I have used .encode('hex','strict')
to produce an ID which seems to work, however the output value is very long. Is there a way to produce a shorter ID using variables?
myname = 'Midavalo'
mydate = '5 July 2017'
mytime = '8:19am'
codec = 'hex'
print "{}{}{}".format(myname, mydate, mytime).encode(codec,'strict')
This outputs
4d69646176616c6f35204a756c792032303137383a3139616d
I realise with hex
it is probably dependant on the length of the three variables, so I'm wondering if there is another codec that can/will produce shorter values without excluding any of the variables?
So far I have tested base64
, bz2
, hex
, quopri
, uu
, zip
from 7.8.4. Python Specific Encodings, but I'm unsure how to get any of these to produce shorter values without removing variables.
Is there another codec I could use, or a way to shorten the values from any of them without removing the uniqueness, or even a completely different way to produce what I require?
All I am trying to do is produce an ID so I can identify those rows when loading them into a database. If the same value already exists it will not create a new row in the database. There is no security requirement, just a unique ID. The values are generated elsewhere into python, so I can't just use a database issued ID for these values.
Upvotes: 4
Views: 8324
Reputation: 1
If you are not specific to hash and just want a uniq value based on the two or more strings. It concatenates the first character of every string and outputs a uniq value
#prints HKRC1LB for two string1 and string2
#Concatenate first char of all strings to get a uniq id
def get_uniq_val(*args):
id = ""
for i in args:
for j in i.split():
id += j[0]
return id
def main():
string_1 = "Howard Kid Recreation Centre"

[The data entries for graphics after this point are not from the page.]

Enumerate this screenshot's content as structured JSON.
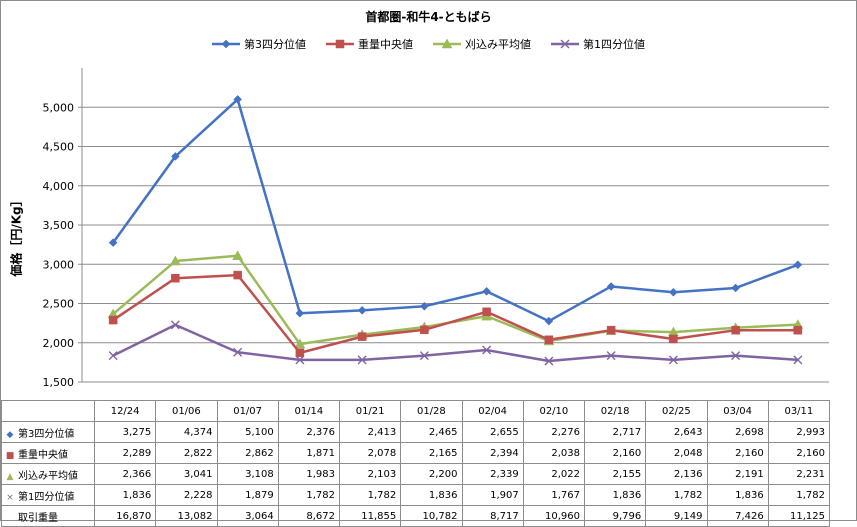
{
  "chart_data": {
    "type": "line",
    "title": "首都圏-和牛4-ともばら",
    "ylabel": "価格［円/Kg］",
    "xlabel": "",
    "ylim": [
      1500,
      5500
    ],
    "yticks": [
      1500,
      2000,
      2500,
      3000,
      3500,
      4000,
      4500,
      5000
    ],
    "ytick_labels": [
      "1,500",
      "2,000",
      "2,500",
      "3,000",
      "3,500",
      "4,000",
      "4,500",
      "5,000"
    ],
    "grid": true,
    "legend_position": "top",
    "categories": [
      "12/24",
      "01/06",
      "01/07",
      "01/14",
      "01/21",
      "01/28",
      "02/04",
      "02/10",
      "02/18",
      "02/25",
      "03/04",
      "03/11"
    ],
    "series": [
      {
        "name": "第3四分位値",
        "color": "#4472c4",
        "marker": "diamond",
        "marker_glyph": "◆",
        "values": [
          3275,
          4374,
          5100,
          2376,
          2413,
          2465,
          2655,
          2276,
          2717,
          2643,
          2698,
          2993
        ],
        "labels": [
          "3,275",
          "4,374",
          "5,100",
          "2,376",
          "2,413",
          "2,465",
          "2,655",
          "2,276",
          "2,717",
          "2,643",
          "2,698",
          "2,993"
        ]
      },
      {
        "name": "重量中央値",
        "color": "#c0504d",
        "marker": "square",
        "marker_glyph": "■",
        "values": [
          2289,
          2822,
          2862,
          1871,
          2078,
          2165,
          2394,
          2038,
          2160,
          2048,
          2160,
          2160
        ],
        "labels": [
          "2,289",
          "2,822",
          "2,862",
          "1,871",
          "2,078",
          "2,165",
          "2,394",
          "2,038",
          "2,160",
          "2,048",
          "2,160",
          "2,160"
        ]
      },
      {
        "name": "刈込み平均値",
        "color": "#9bbb59",
        "marker": "triangle",
        "marker_glyph": "▲",
        "values": [
          2366,
          3041,
          3108,
          1983,
          2103,
          2200,
          2339,
          2022,
          2155,
          2136,
          2191,
          2231
        ],
        "labels": [
          "2,366",
          "3,041",
          "3,108",
          "1,983",
          "2,103",
          "2,200",
          "2,339",
          "2,022",
          "2,155",
          "2,136",
          "2,191",
          "2,231"
        ]
      },
      {
        "name": "第1四分位値",
        "color": "#8064a2",
        "marker": "x",
        "marker_glyph": "×",
        "values": [
          1836,
          2228,
          1879,
          1782,
          1782,
          1836,
          1907,
          1767,
          1836,
          1782,
          1836,
          1782
        ],
        "labels": [
          "1,836",
          "2,228",
          "1,879",
          "1,782",
          "1,782",
          "1,836",
          "1,907",
          "1,767",
          "1,836",
          "1,782",
          "1,836",
          "1,782"
        ]
      }
    ],
    "table_extra_rows": [
      {
        "name": "取引重量",
        "labels": [
          "16,870",
          "13,082",
          "3,064",
          "8,672",
          "11,855",
          "10,782",
          "8,717",
          "10,960",
          "9,796",
          "9,149",
          "7,426",
          "11,125"
        ]
      }
    ]
  }
}
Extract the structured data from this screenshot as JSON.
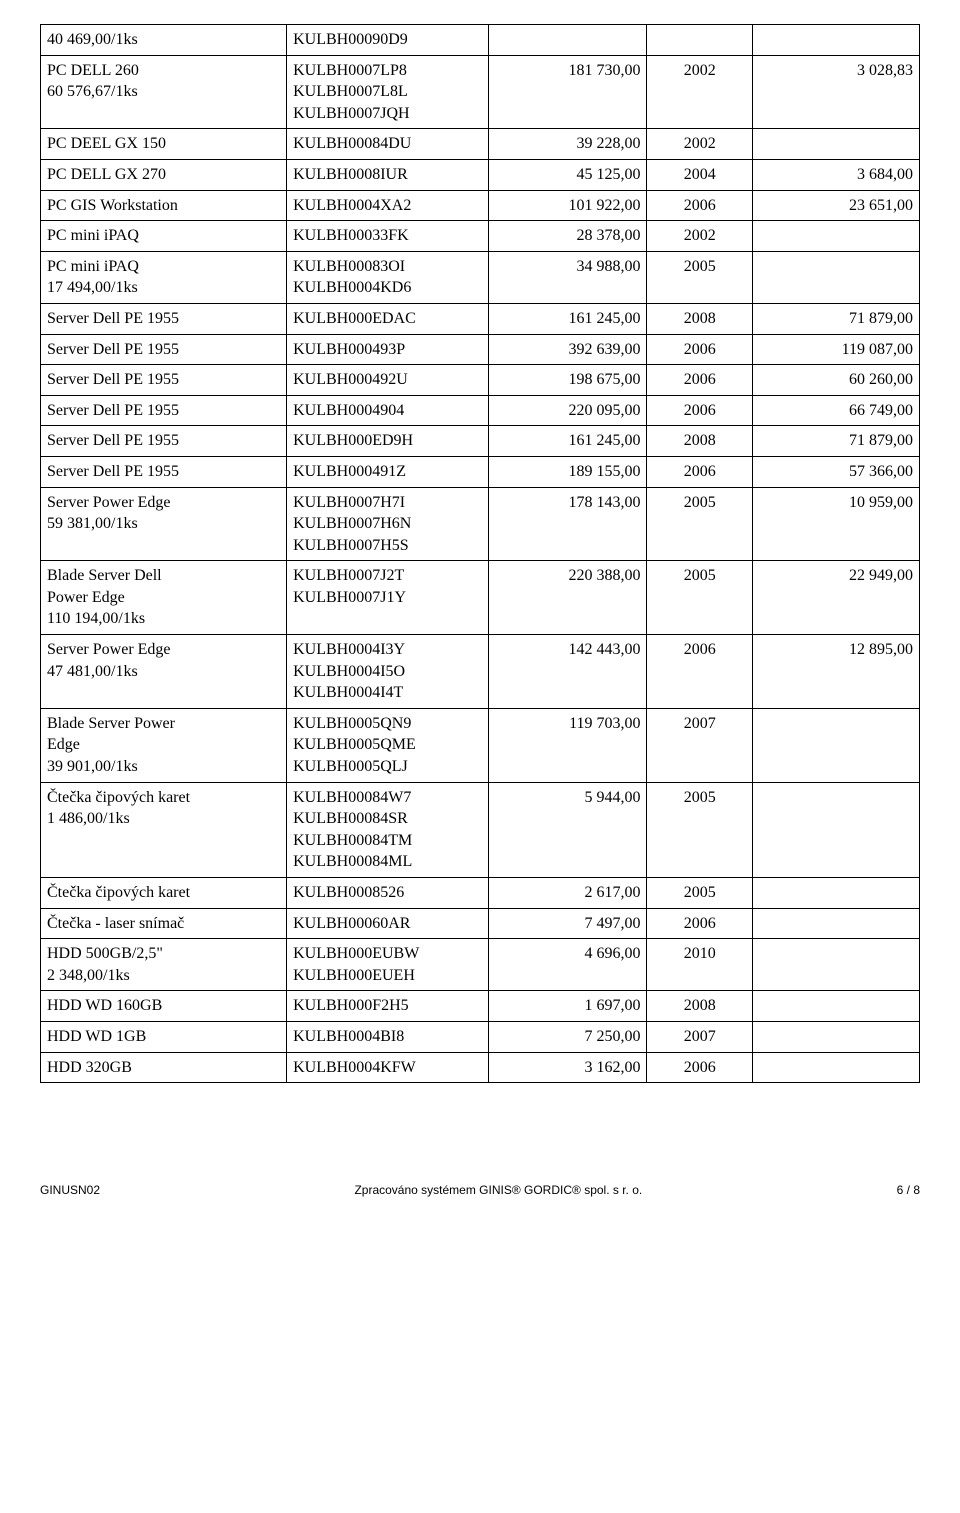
{
  "rows": [
    {
      "c1": [
        "40 469,00/1ks"
      ],
      "c2": [
        "KULBH00090D9"
      ],
      "c3": "",
      "c4": "",
      "c5": ""
    },
    {
      "c1": [
        "PC DELL 260",
        "60 576,67/1ks"
      ],
      "c2": [
        "KULBH0007LP8",
        "KULBH0007L8L",
        "KULBH0007JQH"
      ],
      "c3": "181 730,00",
      "c4": "2002",
      "c5": "3 028,83"
    },
    {
      "c1": [
        "PC DEEL GX 150"
      ],
      "c2": [
        "KULBH00084DU"
      ],
      "c3": "39 228,00",
      "c4": "2002",
      "c5": ""
    },
    {
      "c1": [
        "PC DELL GX 270"
      ],
      "c2": [
        "KULBH0008IUR"
      ],
      "c3": "45 125,00",
      "c4": "2004",
      "c5": "3 684,00"
    },
    {
      "c1": [
        "PC GIS Workstation"
      ],
      "c2": [
        "KULBH0004XA2"
      ],
      "c3": "101 922,00",
      "c4": "2006",
      "c5": "23 651,00"
    },
    {
      "c1": [
        "PC mini iPAQ"
      ],
      "c2": [
        "KULBH00033FK"
      ],
      "c3": "28 378,00",
      "c4": "2002",
      "c5": ""
    },
    {
      "c1": [
        "PC mini iPAQ",
        "17 494,00/1ks"
      ],
      "c2": [
        "KULBH00083OI",
        "KULBH0004KD6"
      ],
      "c3": "34 988,00",
      "c4": "2005",
      "c5": ""
    },
    {
      "c1": [
        "Server Dell PE 1955"
      ],
      "c2": [
        "KULBH000EDAC"
      ],
      "c3": "161 245,00",
      "c4": "2008",
      "c5": "71 879,00"
    },
    {
      "c1": [
        "Server Dell PE 1955"
      ],
      "c2": [
        "KULBH000493P"
      ],
      "c3": "392 639,00",
      "c4": "2006",
      "c5": "119 087,00"
    },
    {
      "c1": [
        "Server Dell PE 1955"
      ],
      "c2": [
        "KULBH000492U"
      ],
      "c3": "198 675,00",
      "c4": "2006",
      "c5": "60 260,00"
    },
    {
      "c1": [
        "Server Dell PE 1955"
      ],
      "c2": [
        "KULBH0004904"
      ],
      "c3": "220 095,00",
      "c4": "2006",
      "c5": "66 749,00"
    },
    {
      "c1": [
        "Server Dell PE 1955"
      ],
      "c2": [
        "KULBH000ED9H"
      ],
      "c3": "161 245,00",
      "c4": "2008",
      "c5": "71 879,00"
    },
    {
      "c1": [
        "Server Dell PE 1955"
      ],
      "c2": [
        "KULBH000491Z"
      ],
      "c3": "189 155,00",
      "c4": "2006",
      "c5": "57 366,00"
    },
    {
      "c1": [
        "Server Power Edge",
        "59 381,00/1ks"
      ],
      "c2": [
        "KULBH0007H7I",
        "KULBH0007H6N",
        "KULBH0007H5S"
      ],
      "c3": "178 143,00",
      "c4": "2005",
      "c5": "10 959,00"
    },
    {
      "c1": [
        "Blade Server Dell",
        "Power Edge",
        "110 194,00/1ks"
      ],
      "c2": [
        "KULBH0007J2T",
        "KULBH0007J1Y"
      ],
      "c3": "220 388,00",
      "c4": "2005",
      "c5": "22 949,00"
    },
    {
      "c1": [
        "Server Power Edge",
        "47 481,00/1ks"
      ],
      "c2": [
        "KULBH0004I3Y",
        "KULBH0004I5O",
        "KULBH0004I4T"
      ],
      "c3": "142 443,00",
      "c4": "2006",
      "c5": "12 895,00"
    },
    {
      "c1": [
        "Blade Server  Power",
        "Edge",
        "39 901,00/1ks"
      ],
      "c2": [
        "KULBH0005QN9",
        "KULBH0005QME",
        "KULBH0005QLJ"
      ],
      "c3": "119 703,00",
      "c4": "2007",
      "c5": ""
    },
    {
      "c1": [
        "Čtečka čipových karet",
        "1 486,00/1ks"
      ],
      "c2": [
        "KULBH00084W7",
        "KULBH00084SR",
        "KULBH00084TM",
        "KULBH00084ML"
      ],
      "c3": "5 944,00",
      "c4": "2005",
      "c5": ""
    },
    {
      "c1": [
        "Čtečka čipových karet"
      ],
      "c2": [
        "KULBH0008526"
      ],
      "c3": "2 617,00",
      "c4": "2005",
      "c5": ""
    },
    {
      "c1": [
        "Čtečka - laser snímač"
      ],
      "c2": [
        "KULBH00060AR"
      ],
      "c3": "7 497,00",
      "c4": "2006",
      "c5": ""
    },
    {
      "c1": [
        "HDD 500GB/2,5\"",
        "2 348,00/1ks"
      ],
      "c2": [
        "KULBH000EUBW",
        "KULBH000EUEH"
      ],
      "c3": "4 696,00",
      "c4": "2010",
      "c5": ""
    },
    {
      "c1": [
        "HDD WD 160GB"
      ],
      "c2": [
        "KULBH000F2H5"
      ],
      "c3": "1 697,00",
      "c4": "2008",
      "c5": ""
    },
    {
      "c1": [
        "HDD WD 1GB"
      ],
      "c2": [
        "KULBH0004BI8"
      ],
      "c3": "7 250,00",
      "c4": "2007",
      "c5": ""
    },
    {
      "c1": [
        "HDD 320GB"
      ],
      "c2": [
        "KULBH0004KFW"
      ],
      "c3": "3 162,00",
      "c4": "2006",
      "c5": ""
    }
  ],
  "footer": {
    "left": "GINUSN02",
    "center": "Zpracováno systémem GINIS® GORDIC® spol. s  r. o.",
    "right": "6  /  8"
  }
}
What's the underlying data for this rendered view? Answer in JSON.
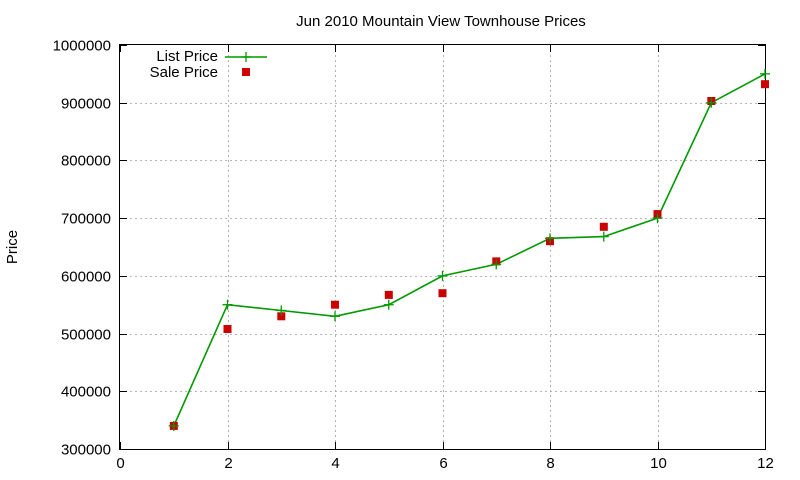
{
  "chart_data": {
    "type": "line",
    "title": "Jun 2010 Mountain View Townhouse Prices",
    "xlabel": "",
    "ylabel": "Price",
    "xlim": [
      0,
      12
    ],
    "ylim": [
      300000,
      1000000
    ],
    "x_ticks": [
      0,
      2,
      4,
      6,
      8,
      10,
      12
    ],
    "y_ticks": [
      300000,
      400000,
      500000,
      600000,
      700000,
      800000,
      900000,
      1000000
    ],
    "grid": true,
    "legend_position": "top-left",
    "series": [
      {
        "name": "List Price",
        "style": "line-with-plus-markers",
        "color": "#009900",
        "x": [
          1,
          2,
          3,
          4,
          5,
          6,
          7,
          8,
          9,
          10,
          11,
          12
        ],
        "y": [
          340000,
          550000,
          540000,
          530000,
          550000,
          600000,
          620000,
          665000,
          668000,
          700000,
          900000,
          950000
        ]
      },
      {
        "name": "Sale Price",
        "style": "square-markers",
        "color": "#cc0000",
        "x": [
          1,
          2,
          3,
          4,
          5,
          6,
          7,
          8,
          9,
          10,
          11,
          12
        ],
        "y": [
          340000,
          508000,
          530000,
          550000,
          567000,
          570000,
          625000,
          660000,
          685000,
          707000,
          903000,
          932000
        ]
      }
    ]
  }
}
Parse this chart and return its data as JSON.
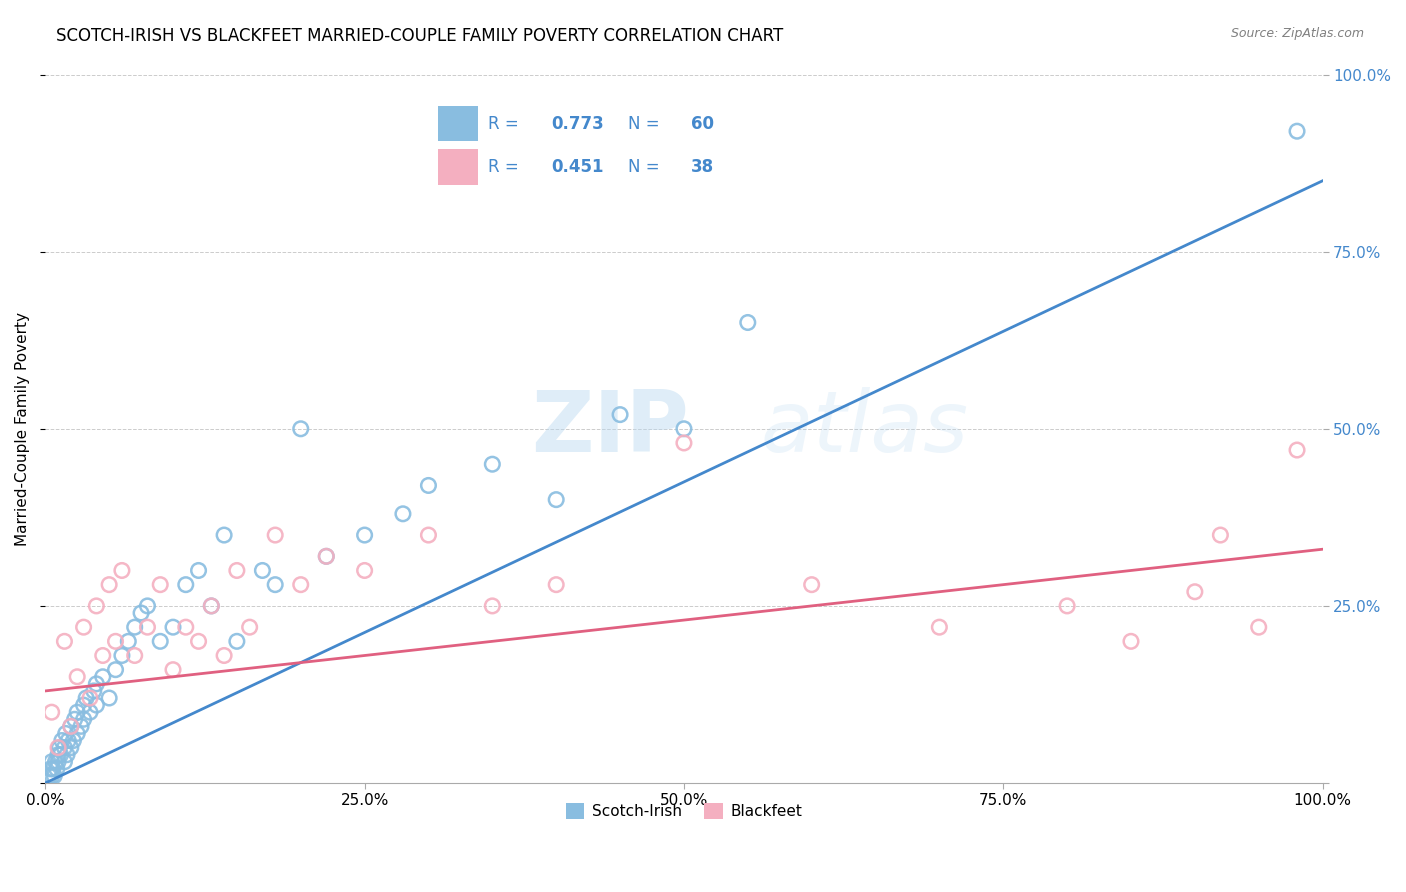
{
  "title": "SCOTCH-IRISH VS BLACKFEET MARRIED-COUPLE FAMILY POVERTY CORRELATION CHART",
  "source": "Source: ZipAtlas.com",
  "ylabel": "Married-Couple Family Poverty",
  "xlim": [
    0,
    100
  ],
  "ylim": [
    0,
    100
  ],
  "xtick_labels": [
    "0.0%",
    "25.0%",
    "50.0%",
    "75.0%",
    "100.0%"
  ],
  "xtick_vals": [
    0,
    25,
    50,
    75,
    100
  ],
  "ytick_vals": [
    0,
    25,
    50,
    75,
    100
  ],
  "scotch_irish_color": "#89bde0",
  "blackfeet_color": "#f4afc0",
  "scotch_irish_line_color": "#4488cc",
  "blackfeet_line_color": "#e06080",
  "legend_text_color": "#4488cc",
  "scotch_irish_R": "0.773",
  "scotch_irish_N": "60",
  "blackfeet_R": "0.451",
  "blackfeet_N": "38",
  "watermark_zip": "ZIP",
  "watermark_atlas": "atlas",
  "background_color": "#ffffff",
  "si_line_x0": 0,
  "si_line_y0": 0,
  "si_line_x1": 100,
  "si_line_y1": 85,
  "bf_line_x0": 0,
  "bf_line_y0": 13,
  "bf_line_x1": 100,
  "bf_line_y1": 33,
  "scotch_irish_x": [
    0.3,
    0.4,
    0.5,
    0.5,
    0.6,
    0.7,
    0.8,
    0.9,
    1.0,
    1.0,
    1.1,
    1.2,
    1.3,
    1.5,
    1.5,
    1.6,
    1.7,
    1.8,
    2.0,
    2.0,
    2.2,
    2.3,
    2.5,
    2.5,
    2.8,
    3.0,
    3.0,
    3.2,
    3.5,
    3.8,
    4.0,
    4.0,
    4.5,
    5.0,
    5.5,
    6.0,
    6.5,
    7.0,
    7.5,
    8.0,
    9.0,
    10.0,
    11.0,
    12.0,
    13.0,
    14.0,
    15.0,
    17.0,
    18.0,
    20.0,
    22.0,
    25.0,
    28.0,
    30.0,
    35.0,
    40.0,
    45.0,
    50.0,
    55.0,
    98.0
  ],
  "scotch_irish_y": [
    1,
    2,
    1,
    3,
    2,
    1,
    3,
    2,
    4,
    3,
    5,
    4,
    6,
    3,
    5,
    7,
    4,
    6,
    5,
    8,
    6,
    9,
    7,
    10,
    8,
    9,
    11,
    12,
    10,
    13,
    14,
    11,
    15,
    12,
    16,
    18,
    20,
    22,
    24,
    25,
    20,
    22,
    28,
    30,
    25,
    35,
    20,
    30,
    28,
    50,
    32,
    35,
    38,
    42,
    45,
    40,
    52,
    50,
    65,
    92
  ],
  "blackfeet_x": [
    0.5,
    1.0,
    1.5,
    2.0,
    2.5,
    3.0,
    3.5,
    4.0,
    4.5,
    5.0,
    5.5,
    6.0,
    7.0,
    8.0,
    9.0,
    10.0,
    11.0,
    12.0,
    13.0,
    14.0,
    15.0,
    16.0,
    18.0,
    20.0,
    22.0,
    25.0,
    30.0,
    35.0,
    40.0,
    50.0,
    60.0,
    70.0,
    80.0,
    85.0,
    90.0,
    92.0,
    95.0,
    98.0
  ],
  "blackfeet_y": [
    10,
    5,
    20,
    8,
    15,
    22,
    12,
    25,
    18,
    28,
    20,
    30,
    18,
    22,
    28,
    16,
    22,
    20,
    25,
    18,
    30,
    22,
    35,
    28,
    32,
    30,
    35,
    25,
    28,
    48,
    28,
    22,
    25,
    20,
    27,
    35,
    22,
    47
  ]
}
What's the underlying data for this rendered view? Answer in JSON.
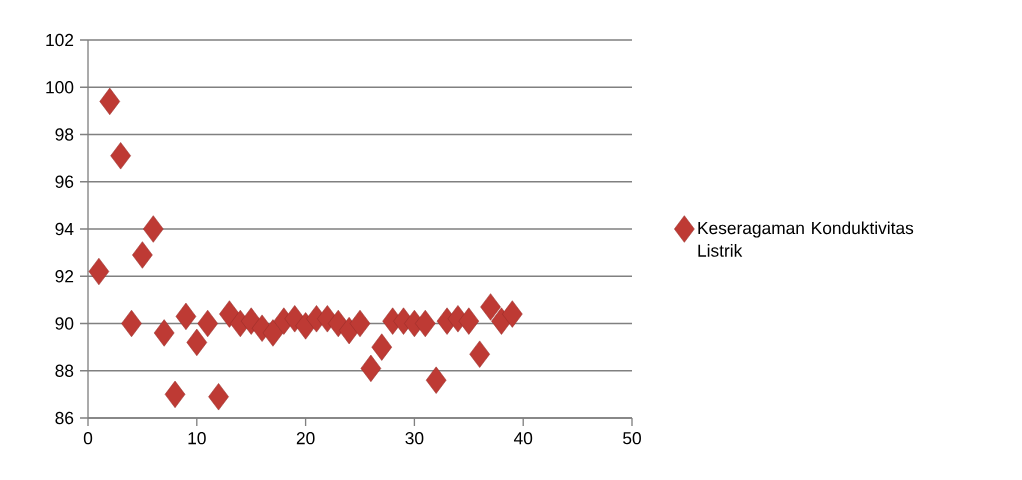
{
  "chart_data": {
    "type": "scatter",
    "x": [
      1,
      2,
      3,
      4,
      5,
      6,
      7,
      8,
      9,
      10,
      11,
      12,
      13,
      14,
      15,
      16,
      17,
      18,
      19,
      20,
      21,
      22,
      23,
      24,
      25,
      26,
      27,
      28,
      29,
      30,
      31,
      32,
      33,
      34,
      35,
      36,
      37,
      38,
      39
    ],
    "series": [
      {
        "name": "Keseragaman Konduktivitas Listrik",
        "color": "#be3a34",
        "values": [
          92.2,
          99.4,
          97.1,
          90.0,
          92.9,
          94.0,
          89.6,
          87.0,
          90.3,
          89.2,
          90.0,
          86.9,
          90.4,
          90.0,
          90.1,
          89.8,
          89.6,
          90.1,
          90.2,
          89.9,
          90.2,
          90.2,
          90.0,
          89.7,
          90.0,
          88.1,
          89.0,
          90.1,
          90.1,
          90.0,
          90.0,
          87.6,
          90.1,
          90.2,
          90.1,
          88.7,
          90.7,
          90.1,
          90.4
        ]
      }
    ],
    "xlim": [
      0,
      50
    ],
    "xticks": [
      0,
      10,
      20,
      30,
      40,
      50
    ],
    "ylim": [
      86,
      102
    ],
    "yticks": [
      86,
      88,
      90,
      92,
      94,
      96,
      98,
      100,
      102
    ],
    "grid": "y",
    "legend": "right",
    "marker": "diamond"
  }
}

string_2 = "150 Lantern Blvd"
uid = get_uniq_val(string_1,string_2)
print(uid)
if __name__ == "__main__":
main()
Upvotes: 0
Reputation: 852
You could use some hashing algorithm from the hashlib package: https://docs.python.org/3/library/hashlib.html or for python 2: https://docs.python.org/2.7/library/hashlib.html
import hashlib
s = "some string"
hash = hashlib.sha1(str.encode(s)).hexdigest() # you need to encode the strings into bytes here
This hash would be the same for the same string. Your choice of algorithm depends of the number of chars you want and the risk of collision(two different strings yielding the same hash).
Upvotes: 10